Quebec's Port-Cartier maximum security prison evacuated as wildfire burns

Quebec's forest fire prevention agency, SOPFEU, said Sunday that several fires remained out of control near Port-Cartier and Sept-Îles, although favourable weather was helping to halt their progression towards the communities. (Radio-Canada - image credit)
Quebec's forest fire prevention agency, SOPFEU, said Sunday that several fires remained out of control near Port-Cartier and Sept-Îles, although favourable weather was helping to halt their progression towards the communities. (Radio-Canada - image credit)

Wildfires burning near Port-Cartier, Que., forced the evacuation of inmates from the local maximum-security prison, officials with Correctional Service Canada confirmed Sunday as favourable winds bolstered efforts to battle a pair of out-of-control blazes north of the city.

The federal agency said the evacuation order was issued Friday and inmates have since been moved to other secure federal correctional facilities.

"To carry out the evacuation, we put measures in place, together with our partners, to maintain the safety and security of our staff, the public, and the offenders in our care and custody," the agency said in a news release Sunday.
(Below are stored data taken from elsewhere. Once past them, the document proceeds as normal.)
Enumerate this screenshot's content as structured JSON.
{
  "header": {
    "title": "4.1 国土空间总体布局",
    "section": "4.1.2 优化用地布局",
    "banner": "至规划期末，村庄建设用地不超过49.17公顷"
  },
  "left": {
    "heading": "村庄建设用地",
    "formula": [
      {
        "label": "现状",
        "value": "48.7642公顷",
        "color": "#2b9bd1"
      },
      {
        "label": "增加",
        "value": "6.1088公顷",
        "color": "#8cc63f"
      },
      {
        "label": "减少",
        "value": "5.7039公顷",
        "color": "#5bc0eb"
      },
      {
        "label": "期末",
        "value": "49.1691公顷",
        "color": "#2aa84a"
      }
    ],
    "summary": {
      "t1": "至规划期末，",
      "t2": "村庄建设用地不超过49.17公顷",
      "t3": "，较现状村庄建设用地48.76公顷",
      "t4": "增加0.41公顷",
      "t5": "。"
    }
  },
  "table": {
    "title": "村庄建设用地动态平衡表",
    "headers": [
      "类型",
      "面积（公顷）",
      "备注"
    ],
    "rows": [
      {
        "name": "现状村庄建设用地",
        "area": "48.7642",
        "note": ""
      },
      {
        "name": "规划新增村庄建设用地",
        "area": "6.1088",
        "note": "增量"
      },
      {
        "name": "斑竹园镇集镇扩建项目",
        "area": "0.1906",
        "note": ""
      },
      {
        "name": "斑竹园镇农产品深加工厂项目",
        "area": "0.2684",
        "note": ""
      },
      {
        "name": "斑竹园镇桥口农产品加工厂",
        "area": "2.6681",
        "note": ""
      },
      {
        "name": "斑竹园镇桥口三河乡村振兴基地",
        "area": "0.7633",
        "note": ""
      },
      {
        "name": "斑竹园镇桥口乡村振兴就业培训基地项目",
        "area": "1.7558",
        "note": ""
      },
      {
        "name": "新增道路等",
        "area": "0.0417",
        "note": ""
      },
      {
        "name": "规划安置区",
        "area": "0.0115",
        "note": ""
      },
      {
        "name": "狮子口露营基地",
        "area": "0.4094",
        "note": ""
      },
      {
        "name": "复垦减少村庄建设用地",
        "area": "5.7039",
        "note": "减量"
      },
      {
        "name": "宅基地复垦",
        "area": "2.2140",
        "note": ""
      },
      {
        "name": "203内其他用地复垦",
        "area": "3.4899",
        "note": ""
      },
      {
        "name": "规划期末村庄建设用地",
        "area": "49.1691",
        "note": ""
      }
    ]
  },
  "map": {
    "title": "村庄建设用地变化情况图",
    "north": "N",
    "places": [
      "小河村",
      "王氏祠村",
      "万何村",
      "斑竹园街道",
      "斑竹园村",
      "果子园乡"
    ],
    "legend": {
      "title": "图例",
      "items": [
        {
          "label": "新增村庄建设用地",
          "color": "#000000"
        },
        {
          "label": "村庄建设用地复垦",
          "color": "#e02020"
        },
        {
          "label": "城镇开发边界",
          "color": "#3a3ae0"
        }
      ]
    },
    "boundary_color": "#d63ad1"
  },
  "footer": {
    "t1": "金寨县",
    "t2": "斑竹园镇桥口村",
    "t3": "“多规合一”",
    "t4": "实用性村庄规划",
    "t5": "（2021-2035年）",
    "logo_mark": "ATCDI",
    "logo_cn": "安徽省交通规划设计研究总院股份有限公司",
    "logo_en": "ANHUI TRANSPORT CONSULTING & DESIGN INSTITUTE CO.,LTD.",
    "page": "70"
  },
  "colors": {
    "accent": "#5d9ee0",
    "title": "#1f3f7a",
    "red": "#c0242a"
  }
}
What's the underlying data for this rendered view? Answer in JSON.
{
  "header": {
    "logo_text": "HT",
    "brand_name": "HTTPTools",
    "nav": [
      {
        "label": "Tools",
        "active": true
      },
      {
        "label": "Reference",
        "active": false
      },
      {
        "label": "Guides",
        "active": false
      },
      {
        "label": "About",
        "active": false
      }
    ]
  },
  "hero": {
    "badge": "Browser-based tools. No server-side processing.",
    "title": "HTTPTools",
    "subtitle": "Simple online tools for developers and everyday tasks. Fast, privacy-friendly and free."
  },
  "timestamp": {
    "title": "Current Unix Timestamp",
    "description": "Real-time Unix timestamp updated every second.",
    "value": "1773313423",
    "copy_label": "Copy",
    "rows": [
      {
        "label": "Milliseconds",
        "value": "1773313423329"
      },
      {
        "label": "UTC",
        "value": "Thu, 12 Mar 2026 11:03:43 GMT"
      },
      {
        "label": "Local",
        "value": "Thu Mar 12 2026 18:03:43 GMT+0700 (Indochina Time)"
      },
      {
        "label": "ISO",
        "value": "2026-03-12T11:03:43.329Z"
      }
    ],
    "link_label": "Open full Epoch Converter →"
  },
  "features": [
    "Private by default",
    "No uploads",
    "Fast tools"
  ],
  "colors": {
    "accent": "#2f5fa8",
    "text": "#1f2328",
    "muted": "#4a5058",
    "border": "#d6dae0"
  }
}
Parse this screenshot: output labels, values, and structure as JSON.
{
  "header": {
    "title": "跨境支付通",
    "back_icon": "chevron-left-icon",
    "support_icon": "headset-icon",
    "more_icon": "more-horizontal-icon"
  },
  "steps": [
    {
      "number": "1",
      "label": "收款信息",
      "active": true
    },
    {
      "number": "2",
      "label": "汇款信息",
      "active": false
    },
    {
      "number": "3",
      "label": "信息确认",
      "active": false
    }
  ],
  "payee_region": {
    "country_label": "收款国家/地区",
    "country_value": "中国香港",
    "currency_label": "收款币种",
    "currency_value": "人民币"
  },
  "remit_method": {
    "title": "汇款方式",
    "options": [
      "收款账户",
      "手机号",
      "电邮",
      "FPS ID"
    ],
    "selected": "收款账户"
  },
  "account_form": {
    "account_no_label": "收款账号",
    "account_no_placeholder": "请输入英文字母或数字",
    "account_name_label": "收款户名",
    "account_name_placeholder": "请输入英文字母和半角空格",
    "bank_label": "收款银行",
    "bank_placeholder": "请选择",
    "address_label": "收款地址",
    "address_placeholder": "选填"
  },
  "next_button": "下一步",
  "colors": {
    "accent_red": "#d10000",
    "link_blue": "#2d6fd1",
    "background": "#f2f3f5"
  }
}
It says victims who are registered have been notified of the relocation.

The Port-Cartier Institution has been associated with a number of notorious criminals, including serial killer Robert Pickton, who died in late May after being assaulted at the prison by another inmate.

Officials with the city in the Côte-Nord region announced Friday that it had declared a state of emergency and ordered the evacuation of some 1,000 residents from three specific areas due to the fires.

The province's forest fire prevention agency, SOPFEU, said Sunday that several fires remained out of control near Port-Cartier and Sept-Îles in eastern Quebec north of the St. Lawrence river, although favourable weather was helping to halt their progression towards the communities.

SOPFEU spokeswoman Melanie Morin said the winds had shifted direction since Friday, and were now more humid and helping to push the flames northward away from Port-Cartier.

"The fires are still active, especially in middle of the day when it warms up, we can see big plumes, but happily the fires aren't progressing at the moment towards the south," she told a news conference.

Morin said water bomber aircraft and helicopters were being used to dump water on the two closest out-of-control fires, including one about a dozen kilometres away from Port-Cartier. She said fire experts were hopeful that conditions would soon be safe enough to send people in to fight the flames at ground level, as well as from the air.

Port-Cartier's mayor said that despite the improved conditions, it was still too soon to say when citizens from the three evacuated sectors of town would be allowed to return home.

"The wind is with us," Alain Thibault told the news conference. "But if you let citizens go home and the next day the winds shift north and the fire spreads at one kilometre per hour, that means a fire that's 11 kilometres away will be at the edge of the city in 11 hours."

Environment Canada issued a special air quality statement for the area, warning of the health risks posed by wildfire smoke. By Sunday afternoon, the federal agency said the smoke was no longer causing poor air quality, although that could change if the winds shift again.

Lucie Cormier, a spokeswoman for the regional public health department, told the news conference that some 40 medically vulnerable people had been moved from medical facilities and seniors' residences to nearby Baie-Comeau as a precaution.

She said air quality is likely to fluctuate in the coming days and suggested people consider closing doors and windows and limiting strenuous outdoor activity to avoid damage from smoke. A spokesman for provincial police assured evacuated residents that officers were monitoring the 300 empty homes to prevent break-ins and crime.

The provincial government, meanwhile, confirmed that it had approved a compensation of $1,500 per household that was evacuated, and said it would cover the costs incurred by municipalities fighting fire.